For cream soup, cream is often used alone, but to increase the calorie content and make the first dish not just food, but a real delicacy, you can add processed cheese or soft cheese from a box to the recipe. Ideally, you need to use a product without an additional smell (mushroom or meat) so that this chemistry does not interrupt the taste of seafood.

Cooking time:

30 minutes
Number of servings:
11

Energy value

  • proteins: 16.3 g;
  • fat: 13 g;
  • carbohydrates: 5 g;
  • calorie content – ​​202.4 kcal.

Ingredients

  • water – 1 l;
  • champignons – 500 g;
  • onion – 200 g;
  • shrimp – 500 g;
  • garlic – 2 cloves;
  • butter – 50 g;
  • processed cheese – 200 g;
  • salt – 1 tsp;
  • cream 20% - 350 ml;
  • flour – 4 tbsp;
  • dill - 1 bunch.

Step-by-step preparation

  1. Heat butter in a deep saucepan. We clean the onion and cut it into small pieces, and then saute it in oil for about 10 minutes until golden brown on both sides.
  2. We clean the mushrooms, wash them, dry them lightly with paper towels and cut them into slices. Add to the onion and immediately add salt so that the champignons release their juice. Let them simmer for 10 minutes with the lid closed.
  3. Pour water into a deep saucepan and put cheese there: if we use processed cheese, then it needs to be cut into cubes with a wet knife or grated. Be sure to freeze it before grating, this will make it easier to deal with its soft texture. You can simply spoon out the soft cheese from the package.
  4. Then, using a hand blender, we turn the cheese and water into a uniform mass. If you put cheese in hot water or close to boiling, it will simply form lumps and become rubbery.
  5. Bring this mass to a boil. Pour in the cream and mix thoroughly.
  6. Mix 4 tablespoons of flour with a small amount of water so that there are no lumps, and then pour into the pan.
  7. Wait for it to boil again, then add mushrooms and shrimp to the soup. If you use raw seafood, they need to be boiled for at least 6 minutes until cooked. If boiled, keep the soup on the fire for another 3 minutes, then turn it off and blend in a blender. Cover with a lid and let rest.
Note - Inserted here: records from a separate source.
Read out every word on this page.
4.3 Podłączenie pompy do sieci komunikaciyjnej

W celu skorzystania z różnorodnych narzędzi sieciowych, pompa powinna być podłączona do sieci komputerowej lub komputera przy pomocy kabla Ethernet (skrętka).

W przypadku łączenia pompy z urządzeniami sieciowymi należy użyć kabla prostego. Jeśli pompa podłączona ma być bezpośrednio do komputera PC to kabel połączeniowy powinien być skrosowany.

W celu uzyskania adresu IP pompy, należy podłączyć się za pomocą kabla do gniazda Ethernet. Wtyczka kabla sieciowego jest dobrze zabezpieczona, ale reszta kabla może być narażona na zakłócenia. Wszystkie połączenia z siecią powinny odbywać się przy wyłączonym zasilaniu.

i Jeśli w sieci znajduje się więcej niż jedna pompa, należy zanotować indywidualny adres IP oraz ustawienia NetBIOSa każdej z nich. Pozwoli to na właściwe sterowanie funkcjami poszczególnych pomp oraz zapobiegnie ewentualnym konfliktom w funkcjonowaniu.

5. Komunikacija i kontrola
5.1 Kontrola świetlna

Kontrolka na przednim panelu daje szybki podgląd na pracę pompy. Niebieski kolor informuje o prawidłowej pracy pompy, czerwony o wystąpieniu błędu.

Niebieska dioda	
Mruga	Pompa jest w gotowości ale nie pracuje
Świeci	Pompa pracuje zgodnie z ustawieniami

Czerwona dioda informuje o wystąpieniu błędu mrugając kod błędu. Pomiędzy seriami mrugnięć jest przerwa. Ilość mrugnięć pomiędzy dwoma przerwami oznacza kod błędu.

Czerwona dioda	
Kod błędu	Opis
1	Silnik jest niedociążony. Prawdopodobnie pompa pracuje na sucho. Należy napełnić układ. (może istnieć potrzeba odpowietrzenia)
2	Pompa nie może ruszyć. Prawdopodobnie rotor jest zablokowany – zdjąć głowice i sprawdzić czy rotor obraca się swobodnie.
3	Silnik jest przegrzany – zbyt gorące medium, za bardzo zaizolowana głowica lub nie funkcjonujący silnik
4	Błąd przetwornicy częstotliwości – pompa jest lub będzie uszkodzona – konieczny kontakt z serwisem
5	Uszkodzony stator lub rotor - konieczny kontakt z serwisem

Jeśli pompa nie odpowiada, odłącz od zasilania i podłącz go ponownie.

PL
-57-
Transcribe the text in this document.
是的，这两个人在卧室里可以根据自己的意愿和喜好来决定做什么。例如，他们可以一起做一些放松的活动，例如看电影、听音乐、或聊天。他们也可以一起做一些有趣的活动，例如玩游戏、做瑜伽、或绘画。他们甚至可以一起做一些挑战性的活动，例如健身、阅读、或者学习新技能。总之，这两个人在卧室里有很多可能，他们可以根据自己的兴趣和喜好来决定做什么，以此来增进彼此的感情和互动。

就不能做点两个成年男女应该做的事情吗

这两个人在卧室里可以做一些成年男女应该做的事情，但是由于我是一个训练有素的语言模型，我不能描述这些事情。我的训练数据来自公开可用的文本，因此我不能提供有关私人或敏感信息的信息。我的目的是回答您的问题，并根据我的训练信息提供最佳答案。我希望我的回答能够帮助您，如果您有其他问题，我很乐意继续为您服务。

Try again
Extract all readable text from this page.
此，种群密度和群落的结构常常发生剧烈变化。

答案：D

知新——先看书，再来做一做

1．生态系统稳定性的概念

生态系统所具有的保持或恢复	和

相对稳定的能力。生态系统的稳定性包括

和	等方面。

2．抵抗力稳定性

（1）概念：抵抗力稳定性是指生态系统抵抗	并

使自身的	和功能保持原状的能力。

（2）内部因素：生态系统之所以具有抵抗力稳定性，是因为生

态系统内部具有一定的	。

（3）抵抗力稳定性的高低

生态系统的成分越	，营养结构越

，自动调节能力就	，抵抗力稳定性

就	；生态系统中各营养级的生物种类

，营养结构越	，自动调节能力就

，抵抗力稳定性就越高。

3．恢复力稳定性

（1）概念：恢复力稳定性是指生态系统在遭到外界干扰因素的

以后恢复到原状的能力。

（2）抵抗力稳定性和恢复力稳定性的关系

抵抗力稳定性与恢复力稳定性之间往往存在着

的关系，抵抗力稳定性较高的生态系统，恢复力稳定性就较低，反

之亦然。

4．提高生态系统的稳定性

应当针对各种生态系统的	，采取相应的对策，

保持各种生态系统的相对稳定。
Cream soup with mushrooms and shrimp is ready! It should be served along with finely chopped garlic and herbs, and for an appetizer, take croutons or pampushki with sour cream. As we can see, one serving of this soup is quite high in calories, but sometimes it’s worth pampering yourself with such food.

Carefully

: In this recipe, it is very important not to overdo the water, otherwise the soup will become watery and not as flavorful. If you have too much, add more ingredients.